Despite the ubiquitous jokes and general misinformation about herpes, a majority of the population has it, according to a study by the World Health Organization, which found that “two out of three people worldwide have herpes simplex virus (HSV-1),” reports Britni De La Cretaz.
Meanwhile, the Centers for Disease Control “estimates that one in six people have genital herpes (HSV-2).”
Occasionally recurring sores on the mouth, genitals, or anus go typically go away with or without medication, while many others infected with the virus have no symptoms at all. Some may never experience another episode after the initial outbreak.

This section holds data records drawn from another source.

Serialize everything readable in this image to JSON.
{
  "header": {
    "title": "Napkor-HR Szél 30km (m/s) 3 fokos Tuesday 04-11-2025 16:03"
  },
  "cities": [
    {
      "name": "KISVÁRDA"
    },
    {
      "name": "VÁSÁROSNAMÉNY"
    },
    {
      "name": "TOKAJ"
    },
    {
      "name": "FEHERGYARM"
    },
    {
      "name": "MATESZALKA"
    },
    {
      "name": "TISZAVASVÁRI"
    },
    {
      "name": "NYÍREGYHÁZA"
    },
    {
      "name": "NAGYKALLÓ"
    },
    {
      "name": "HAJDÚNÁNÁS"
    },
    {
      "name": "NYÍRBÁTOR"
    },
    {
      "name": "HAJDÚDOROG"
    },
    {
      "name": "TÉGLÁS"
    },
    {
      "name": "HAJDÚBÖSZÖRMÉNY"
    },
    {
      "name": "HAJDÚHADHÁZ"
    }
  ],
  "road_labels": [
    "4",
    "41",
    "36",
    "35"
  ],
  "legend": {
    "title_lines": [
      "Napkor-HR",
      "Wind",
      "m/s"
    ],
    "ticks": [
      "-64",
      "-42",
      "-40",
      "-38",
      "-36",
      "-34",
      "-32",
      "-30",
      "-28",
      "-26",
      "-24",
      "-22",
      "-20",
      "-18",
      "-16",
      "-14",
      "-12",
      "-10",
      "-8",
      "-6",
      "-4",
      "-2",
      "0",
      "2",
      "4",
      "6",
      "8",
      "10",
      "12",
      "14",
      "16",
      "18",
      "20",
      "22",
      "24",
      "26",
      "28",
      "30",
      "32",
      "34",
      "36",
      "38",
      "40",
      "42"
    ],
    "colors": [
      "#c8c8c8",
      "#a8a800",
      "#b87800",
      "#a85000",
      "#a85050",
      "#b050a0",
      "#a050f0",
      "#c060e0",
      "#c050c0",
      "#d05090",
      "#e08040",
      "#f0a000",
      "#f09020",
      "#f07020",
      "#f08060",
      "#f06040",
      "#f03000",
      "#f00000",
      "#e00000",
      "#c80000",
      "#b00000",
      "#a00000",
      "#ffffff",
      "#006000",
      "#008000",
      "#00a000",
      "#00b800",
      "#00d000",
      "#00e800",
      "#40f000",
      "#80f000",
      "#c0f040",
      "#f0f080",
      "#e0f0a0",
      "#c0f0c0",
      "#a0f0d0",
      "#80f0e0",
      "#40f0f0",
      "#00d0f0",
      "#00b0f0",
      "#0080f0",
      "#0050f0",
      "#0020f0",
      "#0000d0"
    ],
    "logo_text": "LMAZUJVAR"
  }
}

Nevertheless, the “stigma surrounding herpes is often much worse than the symptoms of the virus itself,” says De La Cretaz.
“Whether the virus is being compared to glitter by Demetri Martin because it ‘doesn’t go away’ or called the only thing that doesn’t stay in Vegas in The Hangover, herpes jokes are everywhere,” De La Cretaz points out.

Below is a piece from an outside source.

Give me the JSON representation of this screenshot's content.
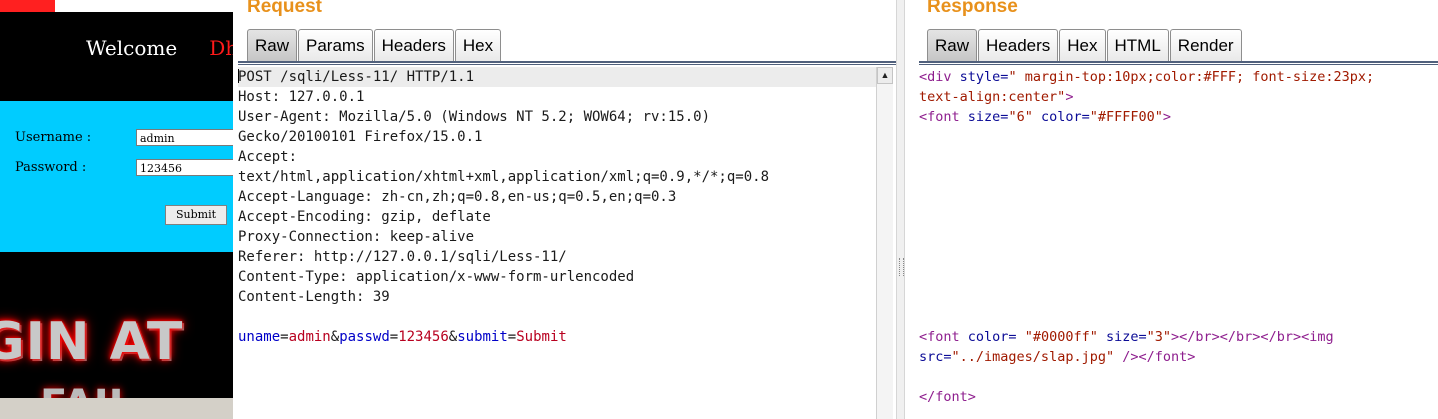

Even as we have become more knowledgeable about prevention, reveals how common herpes is, we have not changed how we speak about herpes in particular, and STIs in general, over the last few centuries.
An ubiquity of shaming jokes and general misinformation about the relatively benign virus discourages people from telling their sexual partners about their positive status, which ultimately leads to more infections.